Apropos Unmut: Ist der vorprogrammiert, wenn doch mal ein E-Mountainbiker ein paar konventionelle Starter bergauf überholt?
Vorkommen kann das natürlich, aber ich glaube, das werden Einzelfälle sein. Es ist ja völlig klar, dass der E-Mountainbiker außerhalb der Wertung fährt. Und man muss da auch ehrlich zu sich sein: Um die Platzierung geht es im letzten Drittel des normalen Starterfeldes ja ohnehin nicht mehr so sehr. Jetzt ist die EMTB Transalp noch ein Pilotprojekt, aber ich bin sicher, die gegenseitige Akzeptanz wird in den nächsten Jahren nochmal deutlich steigen.
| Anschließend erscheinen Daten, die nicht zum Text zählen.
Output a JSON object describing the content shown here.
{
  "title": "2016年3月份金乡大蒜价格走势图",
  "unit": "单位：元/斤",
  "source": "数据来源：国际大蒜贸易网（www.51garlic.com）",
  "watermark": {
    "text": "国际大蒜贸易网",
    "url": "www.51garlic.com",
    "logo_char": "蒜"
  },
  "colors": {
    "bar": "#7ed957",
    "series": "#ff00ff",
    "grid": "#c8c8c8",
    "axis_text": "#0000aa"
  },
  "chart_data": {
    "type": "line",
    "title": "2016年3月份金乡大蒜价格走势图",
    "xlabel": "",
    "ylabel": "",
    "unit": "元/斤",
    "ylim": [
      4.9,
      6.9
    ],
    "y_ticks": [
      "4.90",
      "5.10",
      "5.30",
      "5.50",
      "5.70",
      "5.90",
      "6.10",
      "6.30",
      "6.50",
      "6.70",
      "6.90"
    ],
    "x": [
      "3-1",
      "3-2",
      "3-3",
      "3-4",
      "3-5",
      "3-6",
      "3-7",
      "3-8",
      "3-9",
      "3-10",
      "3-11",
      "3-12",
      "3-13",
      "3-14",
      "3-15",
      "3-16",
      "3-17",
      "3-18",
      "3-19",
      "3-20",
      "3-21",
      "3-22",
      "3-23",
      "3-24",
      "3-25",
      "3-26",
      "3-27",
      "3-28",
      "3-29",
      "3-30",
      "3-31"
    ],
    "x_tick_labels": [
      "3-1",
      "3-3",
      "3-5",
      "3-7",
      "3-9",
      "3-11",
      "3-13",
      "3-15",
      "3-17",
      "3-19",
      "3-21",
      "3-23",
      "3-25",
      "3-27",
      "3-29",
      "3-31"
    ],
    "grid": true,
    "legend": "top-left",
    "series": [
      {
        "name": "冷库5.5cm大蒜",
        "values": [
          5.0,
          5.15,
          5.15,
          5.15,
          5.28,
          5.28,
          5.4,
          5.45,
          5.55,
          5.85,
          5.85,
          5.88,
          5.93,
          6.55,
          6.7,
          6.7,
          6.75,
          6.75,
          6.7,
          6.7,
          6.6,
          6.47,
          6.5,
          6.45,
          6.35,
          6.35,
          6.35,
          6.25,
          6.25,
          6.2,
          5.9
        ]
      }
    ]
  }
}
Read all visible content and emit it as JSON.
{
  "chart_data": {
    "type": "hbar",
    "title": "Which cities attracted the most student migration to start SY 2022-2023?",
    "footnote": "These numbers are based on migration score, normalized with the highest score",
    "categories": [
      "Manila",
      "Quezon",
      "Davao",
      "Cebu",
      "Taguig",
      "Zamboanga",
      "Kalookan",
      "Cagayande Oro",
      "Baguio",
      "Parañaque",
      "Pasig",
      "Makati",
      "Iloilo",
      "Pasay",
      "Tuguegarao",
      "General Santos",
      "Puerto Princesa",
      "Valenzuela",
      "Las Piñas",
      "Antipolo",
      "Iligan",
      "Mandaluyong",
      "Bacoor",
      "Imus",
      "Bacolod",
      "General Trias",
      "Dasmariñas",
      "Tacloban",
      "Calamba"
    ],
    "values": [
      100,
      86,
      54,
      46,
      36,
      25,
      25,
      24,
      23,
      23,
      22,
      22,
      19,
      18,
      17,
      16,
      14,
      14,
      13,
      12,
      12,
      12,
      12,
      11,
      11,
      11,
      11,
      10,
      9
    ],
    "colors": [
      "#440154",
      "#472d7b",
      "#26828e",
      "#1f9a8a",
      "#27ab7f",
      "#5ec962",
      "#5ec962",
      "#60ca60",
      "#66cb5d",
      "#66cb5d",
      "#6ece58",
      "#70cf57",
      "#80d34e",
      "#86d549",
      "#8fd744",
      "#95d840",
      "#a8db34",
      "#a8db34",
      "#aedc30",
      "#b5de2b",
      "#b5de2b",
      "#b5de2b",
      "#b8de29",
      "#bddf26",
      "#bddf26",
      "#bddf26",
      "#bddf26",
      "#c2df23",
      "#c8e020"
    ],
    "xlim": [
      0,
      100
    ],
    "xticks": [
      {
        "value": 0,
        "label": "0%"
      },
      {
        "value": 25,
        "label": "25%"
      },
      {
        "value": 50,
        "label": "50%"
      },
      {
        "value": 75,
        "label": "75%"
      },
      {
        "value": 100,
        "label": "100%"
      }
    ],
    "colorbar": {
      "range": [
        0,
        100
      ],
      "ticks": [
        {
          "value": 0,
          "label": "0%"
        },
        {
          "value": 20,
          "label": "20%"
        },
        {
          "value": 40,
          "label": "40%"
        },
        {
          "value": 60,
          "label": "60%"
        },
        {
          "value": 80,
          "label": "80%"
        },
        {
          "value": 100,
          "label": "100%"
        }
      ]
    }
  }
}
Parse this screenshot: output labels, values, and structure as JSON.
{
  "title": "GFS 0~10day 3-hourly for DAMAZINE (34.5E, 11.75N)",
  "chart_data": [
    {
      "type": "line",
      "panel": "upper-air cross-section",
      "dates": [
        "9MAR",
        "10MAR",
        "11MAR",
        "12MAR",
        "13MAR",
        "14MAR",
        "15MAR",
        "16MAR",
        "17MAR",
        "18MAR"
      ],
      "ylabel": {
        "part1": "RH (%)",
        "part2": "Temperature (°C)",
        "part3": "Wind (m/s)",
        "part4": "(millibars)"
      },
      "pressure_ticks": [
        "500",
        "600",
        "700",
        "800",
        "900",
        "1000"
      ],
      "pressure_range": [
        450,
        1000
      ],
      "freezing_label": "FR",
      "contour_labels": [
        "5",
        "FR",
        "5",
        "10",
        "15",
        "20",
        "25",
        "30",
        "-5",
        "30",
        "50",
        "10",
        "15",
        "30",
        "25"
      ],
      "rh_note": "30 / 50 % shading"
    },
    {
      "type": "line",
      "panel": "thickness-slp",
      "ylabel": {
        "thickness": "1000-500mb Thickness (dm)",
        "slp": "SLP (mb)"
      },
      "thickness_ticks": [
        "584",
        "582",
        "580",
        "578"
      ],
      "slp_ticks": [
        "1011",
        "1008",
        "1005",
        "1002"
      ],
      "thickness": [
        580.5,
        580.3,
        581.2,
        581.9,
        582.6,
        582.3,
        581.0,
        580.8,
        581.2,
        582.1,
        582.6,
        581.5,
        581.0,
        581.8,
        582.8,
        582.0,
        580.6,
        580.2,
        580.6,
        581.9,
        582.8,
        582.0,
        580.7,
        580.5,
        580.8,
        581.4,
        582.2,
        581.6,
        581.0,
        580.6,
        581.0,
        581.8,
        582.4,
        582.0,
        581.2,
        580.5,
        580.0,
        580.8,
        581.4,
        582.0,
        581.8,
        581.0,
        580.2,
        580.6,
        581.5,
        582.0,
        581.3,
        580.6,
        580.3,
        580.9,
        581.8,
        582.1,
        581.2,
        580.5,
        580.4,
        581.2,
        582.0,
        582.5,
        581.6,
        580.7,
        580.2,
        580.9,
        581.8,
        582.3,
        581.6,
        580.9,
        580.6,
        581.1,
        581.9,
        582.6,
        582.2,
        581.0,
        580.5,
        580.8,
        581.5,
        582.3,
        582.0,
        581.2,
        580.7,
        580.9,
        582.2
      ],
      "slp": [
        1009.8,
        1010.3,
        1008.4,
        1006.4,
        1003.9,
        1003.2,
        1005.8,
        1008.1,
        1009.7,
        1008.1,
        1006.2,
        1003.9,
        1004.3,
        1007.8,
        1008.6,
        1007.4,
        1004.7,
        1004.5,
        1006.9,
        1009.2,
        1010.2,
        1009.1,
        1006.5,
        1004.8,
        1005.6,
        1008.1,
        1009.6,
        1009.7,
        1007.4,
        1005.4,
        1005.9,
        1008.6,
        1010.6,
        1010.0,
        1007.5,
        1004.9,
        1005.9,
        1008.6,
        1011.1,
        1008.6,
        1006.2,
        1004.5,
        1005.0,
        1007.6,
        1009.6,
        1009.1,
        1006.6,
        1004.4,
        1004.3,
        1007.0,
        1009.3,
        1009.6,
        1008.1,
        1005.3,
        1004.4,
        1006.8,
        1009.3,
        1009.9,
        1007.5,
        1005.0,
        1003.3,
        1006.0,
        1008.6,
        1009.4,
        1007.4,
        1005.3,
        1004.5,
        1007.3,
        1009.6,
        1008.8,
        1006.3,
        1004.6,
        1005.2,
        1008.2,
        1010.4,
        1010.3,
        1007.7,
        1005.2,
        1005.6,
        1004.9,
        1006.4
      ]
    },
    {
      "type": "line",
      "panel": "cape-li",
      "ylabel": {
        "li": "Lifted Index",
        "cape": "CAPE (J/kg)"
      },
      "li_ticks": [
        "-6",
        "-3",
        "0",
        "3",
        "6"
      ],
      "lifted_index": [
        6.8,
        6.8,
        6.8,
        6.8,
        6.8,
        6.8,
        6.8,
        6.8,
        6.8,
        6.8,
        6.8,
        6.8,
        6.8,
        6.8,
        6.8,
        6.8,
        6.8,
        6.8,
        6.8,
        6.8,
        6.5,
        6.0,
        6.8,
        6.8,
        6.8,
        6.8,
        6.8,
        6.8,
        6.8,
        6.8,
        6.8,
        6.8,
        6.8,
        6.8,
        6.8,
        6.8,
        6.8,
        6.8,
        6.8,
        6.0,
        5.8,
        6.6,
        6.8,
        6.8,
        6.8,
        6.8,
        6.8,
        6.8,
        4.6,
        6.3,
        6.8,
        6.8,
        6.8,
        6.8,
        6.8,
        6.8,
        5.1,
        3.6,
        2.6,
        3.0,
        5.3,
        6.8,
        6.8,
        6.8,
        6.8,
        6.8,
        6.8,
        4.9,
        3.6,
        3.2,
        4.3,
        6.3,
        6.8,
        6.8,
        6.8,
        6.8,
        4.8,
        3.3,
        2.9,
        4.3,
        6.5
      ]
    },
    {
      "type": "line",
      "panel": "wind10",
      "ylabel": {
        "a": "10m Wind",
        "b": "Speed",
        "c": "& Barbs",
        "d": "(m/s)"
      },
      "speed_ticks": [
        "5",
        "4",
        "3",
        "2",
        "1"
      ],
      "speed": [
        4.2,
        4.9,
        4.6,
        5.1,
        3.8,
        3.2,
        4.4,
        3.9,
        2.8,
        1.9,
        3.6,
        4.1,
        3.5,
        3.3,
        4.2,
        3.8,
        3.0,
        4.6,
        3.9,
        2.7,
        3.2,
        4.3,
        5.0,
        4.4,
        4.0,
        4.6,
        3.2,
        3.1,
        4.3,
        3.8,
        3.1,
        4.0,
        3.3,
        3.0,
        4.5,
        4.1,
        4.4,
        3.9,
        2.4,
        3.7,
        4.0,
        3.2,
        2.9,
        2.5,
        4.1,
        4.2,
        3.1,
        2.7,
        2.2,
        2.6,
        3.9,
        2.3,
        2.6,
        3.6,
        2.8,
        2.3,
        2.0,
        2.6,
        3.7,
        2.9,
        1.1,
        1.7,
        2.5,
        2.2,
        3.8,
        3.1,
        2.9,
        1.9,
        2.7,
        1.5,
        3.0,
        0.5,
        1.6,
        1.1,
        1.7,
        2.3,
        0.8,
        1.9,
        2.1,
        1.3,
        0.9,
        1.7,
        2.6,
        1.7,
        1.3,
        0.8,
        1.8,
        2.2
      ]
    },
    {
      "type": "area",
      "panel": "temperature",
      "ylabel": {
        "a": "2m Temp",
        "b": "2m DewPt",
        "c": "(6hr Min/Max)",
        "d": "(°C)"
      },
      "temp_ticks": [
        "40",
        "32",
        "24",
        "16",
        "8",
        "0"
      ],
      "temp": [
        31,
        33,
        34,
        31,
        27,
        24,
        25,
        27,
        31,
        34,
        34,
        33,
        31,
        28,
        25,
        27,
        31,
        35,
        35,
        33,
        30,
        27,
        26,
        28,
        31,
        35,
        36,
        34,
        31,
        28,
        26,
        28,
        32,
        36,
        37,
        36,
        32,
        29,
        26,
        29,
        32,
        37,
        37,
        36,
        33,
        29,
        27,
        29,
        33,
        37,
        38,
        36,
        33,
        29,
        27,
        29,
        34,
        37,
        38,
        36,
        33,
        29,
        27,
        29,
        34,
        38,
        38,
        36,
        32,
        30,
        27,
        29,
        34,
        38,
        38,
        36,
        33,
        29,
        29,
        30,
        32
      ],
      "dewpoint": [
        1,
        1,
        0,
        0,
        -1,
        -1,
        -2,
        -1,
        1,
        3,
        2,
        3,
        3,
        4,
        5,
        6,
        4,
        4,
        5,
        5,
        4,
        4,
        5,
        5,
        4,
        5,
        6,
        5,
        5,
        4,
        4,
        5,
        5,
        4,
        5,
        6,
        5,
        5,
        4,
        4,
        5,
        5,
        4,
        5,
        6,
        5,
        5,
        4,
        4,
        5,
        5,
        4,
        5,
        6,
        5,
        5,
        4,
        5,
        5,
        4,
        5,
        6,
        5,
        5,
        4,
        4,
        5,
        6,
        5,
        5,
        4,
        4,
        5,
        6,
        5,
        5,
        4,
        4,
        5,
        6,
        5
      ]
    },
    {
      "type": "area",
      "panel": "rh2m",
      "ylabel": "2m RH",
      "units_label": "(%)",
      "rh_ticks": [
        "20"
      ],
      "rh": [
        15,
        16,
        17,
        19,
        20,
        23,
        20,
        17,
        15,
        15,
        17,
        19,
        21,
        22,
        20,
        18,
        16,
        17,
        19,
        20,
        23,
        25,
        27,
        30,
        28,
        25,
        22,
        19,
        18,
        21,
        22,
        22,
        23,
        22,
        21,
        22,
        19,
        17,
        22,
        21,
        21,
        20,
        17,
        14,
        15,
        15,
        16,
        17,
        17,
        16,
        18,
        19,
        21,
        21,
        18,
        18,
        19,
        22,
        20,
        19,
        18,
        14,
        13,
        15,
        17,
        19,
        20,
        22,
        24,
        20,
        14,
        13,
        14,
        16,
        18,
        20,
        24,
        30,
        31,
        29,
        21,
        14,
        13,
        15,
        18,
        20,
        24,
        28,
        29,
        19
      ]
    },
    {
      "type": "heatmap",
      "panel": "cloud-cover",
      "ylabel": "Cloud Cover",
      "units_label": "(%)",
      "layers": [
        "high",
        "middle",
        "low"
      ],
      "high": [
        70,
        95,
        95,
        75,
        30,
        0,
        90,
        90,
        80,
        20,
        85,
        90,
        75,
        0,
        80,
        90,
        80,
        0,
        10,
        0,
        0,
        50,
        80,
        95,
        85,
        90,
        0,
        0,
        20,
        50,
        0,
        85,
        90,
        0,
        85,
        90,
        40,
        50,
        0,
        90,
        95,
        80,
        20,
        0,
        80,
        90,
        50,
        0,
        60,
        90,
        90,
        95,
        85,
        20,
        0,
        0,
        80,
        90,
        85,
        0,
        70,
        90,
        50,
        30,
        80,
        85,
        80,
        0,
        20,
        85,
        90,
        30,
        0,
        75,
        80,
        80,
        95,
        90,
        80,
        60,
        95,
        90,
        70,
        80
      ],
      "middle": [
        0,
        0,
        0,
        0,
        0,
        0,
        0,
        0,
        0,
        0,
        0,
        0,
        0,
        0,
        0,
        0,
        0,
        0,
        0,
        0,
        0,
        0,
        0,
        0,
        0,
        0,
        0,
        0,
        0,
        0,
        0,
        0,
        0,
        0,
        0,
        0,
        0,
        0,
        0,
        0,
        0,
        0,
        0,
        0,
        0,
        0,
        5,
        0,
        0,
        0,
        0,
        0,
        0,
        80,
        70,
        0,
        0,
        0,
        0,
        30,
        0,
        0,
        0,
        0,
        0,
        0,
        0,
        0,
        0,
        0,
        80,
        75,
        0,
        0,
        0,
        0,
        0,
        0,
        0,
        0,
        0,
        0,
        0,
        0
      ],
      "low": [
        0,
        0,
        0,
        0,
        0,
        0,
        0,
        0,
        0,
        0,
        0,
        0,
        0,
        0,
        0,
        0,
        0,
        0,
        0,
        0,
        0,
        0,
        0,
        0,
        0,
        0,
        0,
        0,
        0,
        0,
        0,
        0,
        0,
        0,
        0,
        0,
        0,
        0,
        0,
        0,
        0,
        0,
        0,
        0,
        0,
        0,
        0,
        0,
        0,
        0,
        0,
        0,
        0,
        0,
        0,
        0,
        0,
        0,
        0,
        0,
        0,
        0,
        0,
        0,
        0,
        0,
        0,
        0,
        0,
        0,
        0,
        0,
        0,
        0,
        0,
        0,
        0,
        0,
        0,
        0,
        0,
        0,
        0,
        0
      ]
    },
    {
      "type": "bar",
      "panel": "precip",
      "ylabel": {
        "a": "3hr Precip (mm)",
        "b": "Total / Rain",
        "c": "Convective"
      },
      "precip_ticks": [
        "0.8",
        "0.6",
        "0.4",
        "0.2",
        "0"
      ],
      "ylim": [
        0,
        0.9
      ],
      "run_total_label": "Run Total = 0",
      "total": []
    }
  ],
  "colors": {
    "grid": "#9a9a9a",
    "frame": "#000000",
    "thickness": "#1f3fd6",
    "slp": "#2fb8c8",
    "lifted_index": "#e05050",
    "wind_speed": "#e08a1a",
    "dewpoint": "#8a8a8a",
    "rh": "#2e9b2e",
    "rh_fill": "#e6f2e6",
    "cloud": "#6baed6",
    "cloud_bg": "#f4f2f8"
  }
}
Wie geht’s weiter mit der EMTB Transalp?
Ich denke, das Thema wird voll abheben. Vielleicht gibt’s in ein paar Jahren sogar zwei Tage pro Etappe. Einen mit, einen ohne E. Dann wären die Starterfelder komplett getrennt. Auch ein paar coole Profis mit einzuspannen, die das E-Mountainbiker-Feld in verschiedenen Geschwindigkeitsgruppen anführen, fände ich spannend. Mir würden die passenden Leute schon einfallen. Guido Tschugg, Stefan Sahm, Mike Kluge, das würde sicher auch die Teilnehmer begeistern. Nicht zuletzt auf die Industrie wird es dabei ankommen. Wenn die das Thema aufgreift und entsprechend fördert, wird das ein sehr erfolgreiches Format.